How conservative is North Carolina? Well, says a friend who moved there: “Down here, Jesse Helms is our liberal senator.” Last week, North Carolina added to its 24-carat reputation.

An Alamance County jury ordered $1 million paid to a jilted wife — by the woman who allegedly stole her husband. Dorothy Hutelmyer, age 40, contended in court that in 1994, her husband was enticed into an affair by his secretary, who had begun wearing short skirts and joining him on business trips. This year, her husband divorced her, after 19 years of marriage and three children, to marry the secretary-mistress. The jury awarded Mrs.

Hutelmyer $500,000 for alienation of affection and $500,000 for criminal conversations (a North Carolina synonym for adultery). On hearing the verdict, the American Civil Liberties Union went straight into the ozone. Yet, is this not a Solomonic decision? What these 12 North Carolinians are saying is: Marriage is both a sacred bond and an intangible thing of supreme value to those who enter into, honor and cherish it. An outsider who smashes this precious thing deliberately should make restitution. If that secretary had rammed and ruined a Mercedes belonging to Mrs. Hutelmyer, she would have had to pay damages; why ought she not pay, if she set out to destroy something far more valuable to Dorothy Hutelmyer?

What, after all, is a family worth? Mrs. Hutelmyer’s lawyer, James Walker, put it well: “It’s easy to be cynical, and it’s easy to be jaded with all the folks who have affairs.

But look at it this way — if someone came up and said I’m going to give you $500,000 to ruin your marriage, would you take it? … I think the people in our community are saying with this verdict that families are important. … (D)own here … we want to preserve the family.” If there is any message that needs to be sent today, Walker has nailed it.

Divorces and broken families are the causes of many of the most painful of heartaches, and there is scarcely a social problem that cannot be traced to the destruction of the family in this age of affluence and easy divorce. Two-thirds of all teenage suicides are in broken homes; three-fourth of all teen pregnancies involve adolescents in homes that a mom or dad has left. America is beginning to take a hard, second look at no-fault divorce, where either spouse can break up a marriage as easily as a junior-high romance. Too often in such divorces, the spouse at fault — the abusive husband or faithless wife who killed the marriage — is treated the same as the loyal spouse who worked to save it. To treat a betrayed spouse equally with the betrayer is not justice.

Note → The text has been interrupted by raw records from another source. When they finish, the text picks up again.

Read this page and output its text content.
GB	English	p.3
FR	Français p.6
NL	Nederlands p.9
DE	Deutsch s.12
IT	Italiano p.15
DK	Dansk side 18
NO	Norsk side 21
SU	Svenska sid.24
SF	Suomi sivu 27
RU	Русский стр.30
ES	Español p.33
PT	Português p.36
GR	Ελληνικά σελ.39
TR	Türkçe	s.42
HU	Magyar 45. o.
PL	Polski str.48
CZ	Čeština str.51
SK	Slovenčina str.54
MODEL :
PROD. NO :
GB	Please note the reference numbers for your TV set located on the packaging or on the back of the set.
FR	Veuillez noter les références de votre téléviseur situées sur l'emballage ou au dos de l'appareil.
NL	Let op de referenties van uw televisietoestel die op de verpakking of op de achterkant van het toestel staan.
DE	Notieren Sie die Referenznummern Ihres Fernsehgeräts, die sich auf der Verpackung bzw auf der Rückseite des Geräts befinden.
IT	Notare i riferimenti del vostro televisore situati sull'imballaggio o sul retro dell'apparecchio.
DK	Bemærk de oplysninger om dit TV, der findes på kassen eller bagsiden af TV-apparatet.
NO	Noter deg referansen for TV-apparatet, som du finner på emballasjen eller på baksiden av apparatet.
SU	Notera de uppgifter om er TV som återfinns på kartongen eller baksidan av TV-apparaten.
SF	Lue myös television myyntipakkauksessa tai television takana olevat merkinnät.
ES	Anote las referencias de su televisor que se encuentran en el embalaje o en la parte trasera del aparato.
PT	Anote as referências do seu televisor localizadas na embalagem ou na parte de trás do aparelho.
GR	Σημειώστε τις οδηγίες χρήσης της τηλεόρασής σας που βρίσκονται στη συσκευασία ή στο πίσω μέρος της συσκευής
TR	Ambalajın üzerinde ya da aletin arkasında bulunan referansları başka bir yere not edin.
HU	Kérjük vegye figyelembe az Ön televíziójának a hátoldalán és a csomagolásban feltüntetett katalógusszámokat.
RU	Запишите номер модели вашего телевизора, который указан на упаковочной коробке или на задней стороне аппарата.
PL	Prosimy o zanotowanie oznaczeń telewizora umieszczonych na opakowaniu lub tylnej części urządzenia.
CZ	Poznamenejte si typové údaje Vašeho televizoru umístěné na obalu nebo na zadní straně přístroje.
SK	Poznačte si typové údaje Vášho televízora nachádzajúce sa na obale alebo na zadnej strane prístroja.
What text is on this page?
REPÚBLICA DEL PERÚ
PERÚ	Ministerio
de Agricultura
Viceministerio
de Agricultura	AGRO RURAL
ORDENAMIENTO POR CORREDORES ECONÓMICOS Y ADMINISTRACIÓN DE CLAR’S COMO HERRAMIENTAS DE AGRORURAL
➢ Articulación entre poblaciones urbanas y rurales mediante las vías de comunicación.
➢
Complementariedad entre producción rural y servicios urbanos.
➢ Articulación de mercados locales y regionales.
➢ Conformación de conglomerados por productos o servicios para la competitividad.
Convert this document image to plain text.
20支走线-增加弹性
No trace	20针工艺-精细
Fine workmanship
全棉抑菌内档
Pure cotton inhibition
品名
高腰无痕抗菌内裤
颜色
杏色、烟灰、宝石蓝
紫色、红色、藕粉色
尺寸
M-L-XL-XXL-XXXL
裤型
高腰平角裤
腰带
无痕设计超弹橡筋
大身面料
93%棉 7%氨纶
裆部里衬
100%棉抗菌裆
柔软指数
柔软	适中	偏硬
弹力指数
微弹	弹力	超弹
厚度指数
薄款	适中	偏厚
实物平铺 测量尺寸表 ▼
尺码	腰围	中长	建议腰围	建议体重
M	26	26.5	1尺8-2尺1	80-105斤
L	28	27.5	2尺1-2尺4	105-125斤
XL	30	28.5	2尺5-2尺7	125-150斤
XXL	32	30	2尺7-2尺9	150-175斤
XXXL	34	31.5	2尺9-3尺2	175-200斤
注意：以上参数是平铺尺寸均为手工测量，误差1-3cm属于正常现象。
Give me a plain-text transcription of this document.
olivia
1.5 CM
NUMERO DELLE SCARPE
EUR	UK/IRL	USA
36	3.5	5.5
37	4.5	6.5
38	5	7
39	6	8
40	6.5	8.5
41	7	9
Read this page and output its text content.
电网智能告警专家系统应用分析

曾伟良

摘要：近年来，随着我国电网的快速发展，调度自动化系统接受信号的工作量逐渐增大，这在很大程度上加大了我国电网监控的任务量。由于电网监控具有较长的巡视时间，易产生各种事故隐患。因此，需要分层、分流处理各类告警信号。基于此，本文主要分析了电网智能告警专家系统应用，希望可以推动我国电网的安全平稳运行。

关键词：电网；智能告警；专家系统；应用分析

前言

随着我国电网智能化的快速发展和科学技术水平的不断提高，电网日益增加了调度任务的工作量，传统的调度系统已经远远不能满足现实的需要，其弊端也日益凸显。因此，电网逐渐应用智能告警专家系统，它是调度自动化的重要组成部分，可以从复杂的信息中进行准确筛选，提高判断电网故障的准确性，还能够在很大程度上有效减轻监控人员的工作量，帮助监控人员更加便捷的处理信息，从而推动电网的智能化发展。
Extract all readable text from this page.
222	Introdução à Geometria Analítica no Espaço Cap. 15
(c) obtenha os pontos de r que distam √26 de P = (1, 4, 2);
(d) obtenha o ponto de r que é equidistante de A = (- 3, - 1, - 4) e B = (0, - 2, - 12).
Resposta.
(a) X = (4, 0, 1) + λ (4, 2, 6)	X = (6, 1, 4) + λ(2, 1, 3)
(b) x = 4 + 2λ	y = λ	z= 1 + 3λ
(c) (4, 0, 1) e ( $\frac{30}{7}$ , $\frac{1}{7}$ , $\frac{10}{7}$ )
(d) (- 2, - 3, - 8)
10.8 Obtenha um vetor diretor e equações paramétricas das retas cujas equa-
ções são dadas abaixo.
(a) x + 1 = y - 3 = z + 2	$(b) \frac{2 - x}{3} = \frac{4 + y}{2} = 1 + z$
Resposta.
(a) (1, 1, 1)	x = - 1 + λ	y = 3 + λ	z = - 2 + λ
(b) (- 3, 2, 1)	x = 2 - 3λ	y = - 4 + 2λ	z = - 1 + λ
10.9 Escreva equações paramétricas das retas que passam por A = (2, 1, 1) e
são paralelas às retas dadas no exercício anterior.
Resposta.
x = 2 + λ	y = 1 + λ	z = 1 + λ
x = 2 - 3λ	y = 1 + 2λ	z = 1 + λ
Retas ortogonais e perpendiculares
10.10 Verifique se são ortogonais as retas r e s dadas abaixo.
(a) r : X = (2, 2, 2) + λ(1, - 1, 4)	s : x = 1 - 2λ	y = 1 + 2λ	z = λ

While the advertised benefits of no-fault divorce are visible — cleared court dockets, reduced legal costs and not having parents accuse each another in open court of conduct that would scandalize or scar the children — there is a trade-off. Easy divorce laws mean some marriages that might survive a storm go under. And most often, though not always, it is the women and children who suffer the most, and the longest, from a destroyed marriage.

In Florida, the legislature is moving to end no-fault divorces where there are children involved. In Louisiana, a new law takes effect this week creating a “covenant marriage” for those who take their vows seriously. Those entering a covenant marriage agree to accept counseling before any breakup and not to divorce except on such grave grounds as child abuse, adultery or separation for two years. Louisiana has elected to confer special benefits on covenant marriages, such as a 10 percent cut in auto insurance rates. It is no accident that this change in thinking is taking place in a part of America undergoing a religious revival.

Ultimately, to change behavior, one must change belief, and to change laws, one must change the culture — in America’s case, a culture of hedonism that dates back to the 1960s. What that North Carolina jury, Florida and Louisiana are saying is: What the Old and New Testament taught, that marriage is instituted of God and an indissoluble union, is not only a religious truth; it makes a lot of sense if you want to preserve a society. Contrast, if you will, such serious matters with the latest social cause of northern liberalism. New Jersey Gov.

Christine Todd Whitman has just signed a law to punish country clubs whose male members don’t give woman members equal tee times! Now there’s a human rights violation worthy of the ACLU’s attention.